Laser Doppler perfusion imaging

Rats were initially anesthetized with 4.0% isoflurane, after which anesthesia was maintained with 2.5% isoflurane combined with a constant air-flow at a rate of 0.5 L/min. The animals were also placed on a heating pad to maintain the body temperature. Hindlimb perfusion was measured with a laser Doppler perfusion analyzer (Moor Instruments, UK) 21 days after disappearance of Mn enhancement in the T1-weighted MRI (43±14 days after MNC transplantation).

Fluorescence microscopy and immunohistochemical study

To investigate revascularisation of the tissue, the rats were euthanized with a lethal dose of pentobarbital (150 mg/kg, Dainippon-Sumitomo Pharma), after which the ischemic limbs were extracted and immediately frozen in liquid nitrogen. Typically, 20 sections were prepared in 12- µm slices for each animal and viewed with an inverted fluorescent microscope (IX71, Olympus, Tokyo, Japan). In addition, we also used rat monoclonal CD31 antibody (Serotec, Kidlington, UK) for sections prepared at days 2 and 43. All sections were carefully examined and digital photographs were obtained at 4 , 20 , and 100 magnification at the region of highest fluorescence intensity. To assess the CD31 positive area, we analyzed a randomly selected 6 areas (0.136 mm2) in the transplanted site and calculated the fraction of the total area that was stained by CD31.

Data analysis

MR imaging analysis.

Image reconstruction and analysis were performed using ParaVision (Bruker-Biospin) and MRVision (MRVision, Winchester, MA, USA). Quantitative T1 maps were calculated from the inversion recovery MRI data with a non-linear least squares fitting. In addition, quantitative T2 maps were calculated from the multi-echo data using the same fitting. Relaxation rates (R1  =  1/T1, R2  =  1/T2) were calculated directly from the T1 and T2 maps.

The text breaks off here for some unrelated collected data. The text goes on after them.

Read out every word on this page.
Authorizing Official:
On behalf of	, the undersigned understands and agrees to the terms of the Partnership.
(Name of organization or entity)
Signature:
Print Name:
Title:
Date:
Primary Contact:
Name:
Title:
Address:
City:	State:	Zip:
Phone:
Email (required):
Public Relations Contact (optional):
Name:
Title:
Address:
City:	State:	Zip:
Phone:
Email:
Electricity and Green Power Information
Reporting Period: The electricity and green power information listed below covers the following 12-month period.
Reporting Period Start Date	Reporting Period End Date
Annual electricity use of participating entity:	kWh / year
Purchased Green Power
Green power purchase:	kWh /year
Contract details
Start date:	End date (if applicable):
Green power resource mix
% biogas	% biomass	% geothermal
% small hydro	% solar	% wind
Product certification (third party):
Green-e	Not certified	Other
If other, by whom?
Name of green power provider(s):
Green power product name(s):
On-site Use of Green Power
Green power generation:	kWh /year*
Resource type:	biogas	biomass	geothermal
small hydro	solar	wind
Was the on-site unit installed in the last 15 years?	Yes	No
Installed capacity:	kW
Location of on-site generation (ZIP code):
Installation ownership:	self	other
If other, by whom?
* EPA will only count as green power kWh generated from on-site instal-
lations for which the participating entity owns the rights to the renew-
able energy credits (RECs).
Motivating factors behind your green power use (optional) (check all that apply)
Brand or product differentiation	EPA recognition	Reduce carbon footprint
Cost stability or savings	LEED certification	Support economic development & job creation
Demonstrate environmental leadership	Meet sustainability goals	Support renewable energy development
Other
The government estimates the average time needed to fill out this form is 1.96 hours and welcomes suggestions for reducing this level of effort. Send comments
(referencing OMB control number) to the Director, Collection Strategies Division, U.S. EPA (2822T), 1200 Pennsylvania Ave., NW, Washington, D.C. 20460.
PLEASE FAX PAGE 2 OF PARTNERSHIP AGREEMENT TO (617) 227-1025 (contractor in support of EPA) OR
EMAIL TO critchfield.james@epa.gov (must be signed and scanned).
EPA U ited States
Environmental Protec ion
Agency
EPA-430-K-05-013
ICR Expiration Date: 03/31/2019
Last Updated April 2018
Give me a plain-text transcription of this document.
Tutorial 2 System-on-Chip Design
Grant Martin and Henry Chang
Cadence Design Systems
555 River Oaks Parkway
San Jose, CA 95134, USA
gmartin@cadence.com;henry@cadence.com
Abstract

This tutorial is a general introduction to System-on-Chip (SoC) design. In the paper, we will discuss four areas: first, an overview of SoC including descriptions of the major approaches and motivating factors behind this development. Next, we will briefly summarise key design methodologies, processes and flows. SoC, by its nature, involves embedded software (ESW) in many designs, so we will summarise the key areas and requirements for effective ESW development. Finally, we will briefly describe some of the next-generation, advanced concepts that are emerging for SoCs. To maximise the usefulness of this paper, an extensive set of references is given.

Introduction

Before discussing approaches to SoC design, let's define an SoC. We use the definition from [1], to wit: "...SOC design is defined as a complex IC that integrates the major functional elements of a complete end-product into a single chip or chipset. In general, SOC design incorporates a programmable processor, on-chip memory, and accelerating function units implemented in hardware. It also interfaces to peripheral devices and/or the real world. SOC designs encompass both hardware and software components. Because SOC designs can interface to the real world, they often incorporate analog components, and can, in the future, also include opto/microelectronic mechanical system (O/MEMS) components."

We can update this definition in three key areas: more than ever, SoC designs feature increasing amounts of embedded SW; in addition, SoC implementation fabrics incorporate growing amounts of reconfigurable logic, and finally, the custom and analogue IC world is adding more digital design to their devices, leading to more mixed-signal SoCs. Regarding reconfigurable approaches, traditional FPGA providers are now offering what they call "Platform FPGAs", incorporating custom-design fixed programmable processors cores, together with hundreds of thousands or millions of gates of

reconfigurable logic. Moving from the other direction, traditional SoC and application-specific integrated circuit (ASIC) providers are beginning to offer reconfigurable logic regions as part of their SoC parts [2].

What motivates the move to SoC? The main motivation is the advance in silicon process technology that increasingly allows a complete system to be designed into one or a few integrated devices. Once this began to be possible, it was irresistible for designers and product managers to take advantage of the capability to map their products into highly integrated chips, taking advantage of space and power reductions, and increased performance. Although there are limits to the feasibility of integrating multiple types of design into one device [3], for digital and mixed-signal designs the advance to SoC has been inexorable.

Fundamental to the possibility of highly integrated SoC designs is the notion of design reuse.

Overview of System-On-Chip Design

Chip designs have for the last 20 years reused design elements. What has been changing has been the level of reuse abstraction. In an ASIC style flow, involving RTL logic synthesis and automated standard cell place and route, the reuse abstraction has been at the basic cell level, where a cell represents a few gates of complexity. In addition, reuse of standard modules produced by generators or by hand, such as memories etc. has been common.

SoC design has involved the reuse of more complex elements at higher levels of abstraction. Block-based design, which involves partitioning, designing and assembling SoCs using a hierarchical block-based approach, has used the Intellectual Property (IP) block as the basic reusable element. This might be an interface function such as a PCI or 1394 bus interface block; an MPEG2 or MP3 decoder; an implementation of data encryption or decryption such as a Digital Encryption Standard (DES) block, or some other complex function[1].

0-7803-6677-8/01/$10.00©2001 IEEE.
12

The volume of the site where signal change was induced by transplanted Mn-labeled MNCs was manually calculated for every T1-weighted MRI slice by an independent observer using the ROI tool of the MRVision software. The observer was thoroughly educated about the anatomical features of the injection site. Although the threshold for selecting the boundary of the affected area was generally set at 2 standard deviations of the peripheral muscle signal, the observer manually determined the profile-line when the images were complicated by both positive and negative signal enhancement. MR angiography was visualized using a maximum intensity projection (MIP) that was calculated from the 3D-MRI data with the ParaVision tool. With reference to the 3D-MIP data, the number of arteries was manually counted in each of the eight transverse slices of the 2D angiography data covering the distal hindlimb. The mean number of arteries was then calculated.

Statistics.

All results are expressed as the mean ± standard error of the mean. Statistical comparison was performed using two-way analysis of variance (ANOVA) with the Bonferroni post-hoc test. The statistical calculations were performed using commercial analysis software (GraphPad Prism, GraphPad Software, San Diego, CA, USA). Statistical significance was set to P<0.05.

Results

Relaxation times and contrast of MnCl2-labeled MNCs

In vitro relaxation rates for the pelleted Mn-labeled MNCs, MnCl2 solution, and supernatant MnCl2 fluid after labeling are shown in Fig. 1A. An increase of both R1 and R2 was observed for the pelleted 0.1 mM Mn-labeled MNCs in comparison with the un-labeled MNCs (Fig. 1A). It was not possible to calculate the R1 and R2 values for the MNCs with 0.25 mM Mn-labeling and over because the T2 was too short due to the large susceptibility effect. The R1s of the MnCl2 solutions were approximately linearly correlated with the concentration (Fig. 1A). The supernatant fluid remaining after Mn-labeling of MNCs was also measured to estimate the amount of Mn discharged from the MNCs. Both R1 and R2 for the supernatant fluid were approximately independent of the initial Mn labeling concentration (Fig. 1A). The results and trypan-blue staining (viability 95.4±2.4%, 0.25 mM MnCl2-labeled MNCs) suggest that there was limited Mn release from labeled cells and little cytolysis for 0.1–0.5 mM MnCl2-labeling.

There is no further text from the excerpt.